Employer's flexibility in selecting redundancy pool

 In July the Employment Appeal Tribunal gave a judgment confirming that an employer has a wide degree of flexibility in choosing the pools for selection in a redundancy process (Lomond Motors Ltd v Clark) One accountant was responsible for both branches in the west region. There were two accountants, including Mr Clark, for the east. Lomond Motors decided to reduce its staffing so that there would be just one branch accountant in the east responsible for both dealerships in the east. This obviously meant that one of the accountant's positions would be redundant.

There was always going to be a choice for the appellant company in deciding how to create pools. Lomond Motors had four car dealerships, two in the west of Scotland and two in the east. Mr Clark originally worked as a branch accountant in the west but by the time that he was dismissed he worked in the east.

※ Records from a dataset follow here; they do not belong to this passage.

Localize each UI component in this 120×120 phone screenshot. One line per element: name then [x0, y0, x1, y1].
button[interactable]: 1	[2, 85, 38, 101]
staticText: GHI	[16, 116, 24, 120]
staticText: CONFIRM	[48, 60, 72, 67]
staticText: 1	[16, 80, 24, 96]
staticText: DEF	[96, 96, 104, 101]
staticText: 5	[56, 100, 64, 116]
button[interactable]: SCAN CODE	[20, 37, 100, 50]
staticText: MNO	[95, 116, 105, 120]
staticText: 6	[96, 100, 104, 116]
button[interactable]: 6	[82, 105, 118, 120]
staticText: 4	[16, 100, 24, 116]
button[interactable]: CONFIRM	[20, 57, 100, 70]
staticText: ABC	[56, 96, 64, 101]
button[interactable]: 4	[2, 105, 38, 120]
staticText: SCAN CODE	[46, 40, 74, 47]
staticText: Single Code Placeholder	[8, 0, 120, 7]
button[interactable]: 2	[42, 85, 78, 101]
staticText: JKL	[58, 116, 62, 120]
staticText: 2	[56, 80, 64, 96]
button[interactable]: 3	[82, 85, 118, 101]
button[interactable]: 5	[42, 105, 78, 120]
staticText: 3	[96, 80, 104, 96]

The company used a selection pool consisting only of the two branch accountants in the east and it was Mr Clark who was selected for redundancy. His claim for unfair dismissal was based on an argument that the selection pool should have comprised all three branch accountants, including the one in the west. The tribunal found in his favour.  There were also arguments on which the tribunal misled itself relating to a mobility clause in Mr Clark’s contract.

The EAT disagreed with the Tribunal and declared the dismissal to be fair, The EAT pointed out that the question that a Tribunal must consider in these circumstances is whether the method and selection were such as could have been determined by a reasonable employer: different people can quite properly form different views about what is fair in any given situation: so, the employer therefore has a wide measure of flexibility to determine the appropriate pool. Lomond Motors' chosen pool was within the range of reasonable responses of a reasonable employer. 

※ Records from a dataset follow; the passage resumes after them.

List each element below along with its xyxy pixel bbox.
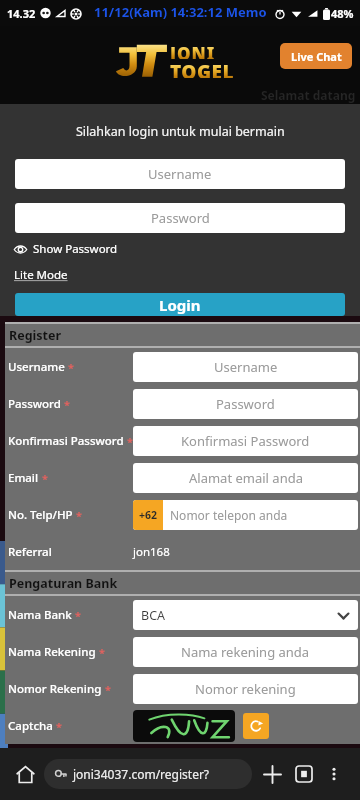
staticText: Nama rekening anda: [181, 643, 310, 661]
staticText: *: [42, 471, 48, 486]
staticText: Username: [8, 359, 65, 375]
staticText: Username: [214, 358, 278, 376]
button[interactable]: Konfirmasi Password: [133, 426, 358, 456]
button[interactable]: Login: [15, 293, 345, 316]
staticText: TOGEL: [170, 59, 235, 78]
other: Pilih bank: [337, 609, 350, 622]
staticText: jon168: [133, 544, 170, 560]
staticText: No. Telp/HP: [8, 507, 73, 523]
staticText: *: [127, 434, 133, 449]
button[interactable]: Alamat email anda: [133, 463, 358, 493]
staticText: +62: [139, 508, 158, 522]
staticText: Pengaturan Bank: [9, 575, 118, 592]
staticText: Nomor Rekening: [8, 681, 102, 697]
button[interactable]: Username: [15, 159, 345, 189]
staticText: Live Chat: [291, 49, 342, 64]
staticText: Show Password: [33, 241, 118, 257]
button[interactable]: Password: [133, 389, 358, 419]
button[interactable]: Tabs: [290, 760, 318, 788]
button[interactable]: +62: [133, 500, 358, 530]
button[interactable]: Nomor rekening: [133, 674, 358, 704]
button[interactable]: New tab: [258, 760, 286, 788]
staticText: Silahkan login untuk mulai bermain: [76, 123, 285, 140]
staticText: Register: [9, 327, 62, 344]
staticText: 48%: [331, 6, 354, 21]
staticText: *: [105, 682, 111, 697]
button[interactable]: Lite Mode: [14, 267, 68, 283]
button[interactable]: joni34037.com/register?referral_co: [44, 759, 252, 789]
staticText: Nama Bank: [8, 607, 72, 623]
staticText: Nomor telepon anda: [170, 507, 288, 523]
button[interactable]: Show Password: [14, 241, 360, 257]
button[interactable]: Password: [15, 203, 345, 233]
button[interactable]: Live Chat: [280, 43, 352, 69]
staticText: Konfirmasi Password: [8, 433, 124, 449]
staticText: Captcha: [8, 718, 53, 734]
staticText: Nomor rekening: [195, 680, 296, 698]
staticText: joni34037.com/register?referral_co: [73, 766, 252, 782]
button[interactable]: Username: [133, 352, 358, 382]
button[interactable]: More options: [320, 760, 348, 788]
staticText: *: [76, 508, 82, 523]
staticText: Password: [151, 209, 210, 227]
staticText: Konfirmasi Password: [181, 432, 310, 450]
button[interactable]: Home: [10, 759, 40, 789]
staticText: Password: [8, 396, 61, 412]
staticText: *: [99, 645, 105, 660]
staticText: Alamat email anda: [189, 469, 303, 487]
staticText: Email: [8, 470, 39, 486]
staticText: *: [64, 397, 70, 412]
staticText: Username: [148, 165, 212, 183]
staticText: Selamat datang: [261, 87, 356, 103]
staticText: Login: [159, 295, 201, 315]
button[interactable]: [133, 710, 235, 742]
staticText: Nama Rekening: [8, 644, 96, 660]
staticText: Password: [216, 395, 275, 413]
button[interactable]: Nama rekening anda: [133, 637, 358, 667]
staticText: 11/12(Kam) 14:32:12 Memo: [94, 3, 267, 21]
button[interactable]: BCA: [133, 600, 358, 630]
staticText: JONI: [170, 42, 216, 59]
staticText: *: [68, 360, 74, 375]
staticText: BCA: [141, 607, 337, 624]
button[interactable]: Refresh captcha: [243, 713, 269, 739]
staticText: 14.32: [7, 6, 36, 21]
staticText: *: [56, 719, 62, 734]
staticText: *: [75, 608, 81, 623]
staticText: Referral: [8, 544, 52, 560]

The case acts as an important reminder that, provided employers can show that they have genuinely considered how the pools from which employees will be selected for redundancy are formed and provided that their decision can be seen to be reasonable even though there are other ways of selecting pools, they will not for that reason have acted unfairly.  

This is a helpful decision for employers and confirms the flexibility that they have in deciding upon an appropriate selection pool for redundancy provided they do so in a reasonable way. If an employer can put forward a reasonable case for using the selection pool that they did, a tribunal should not impose its own view of what pool it might have chosen.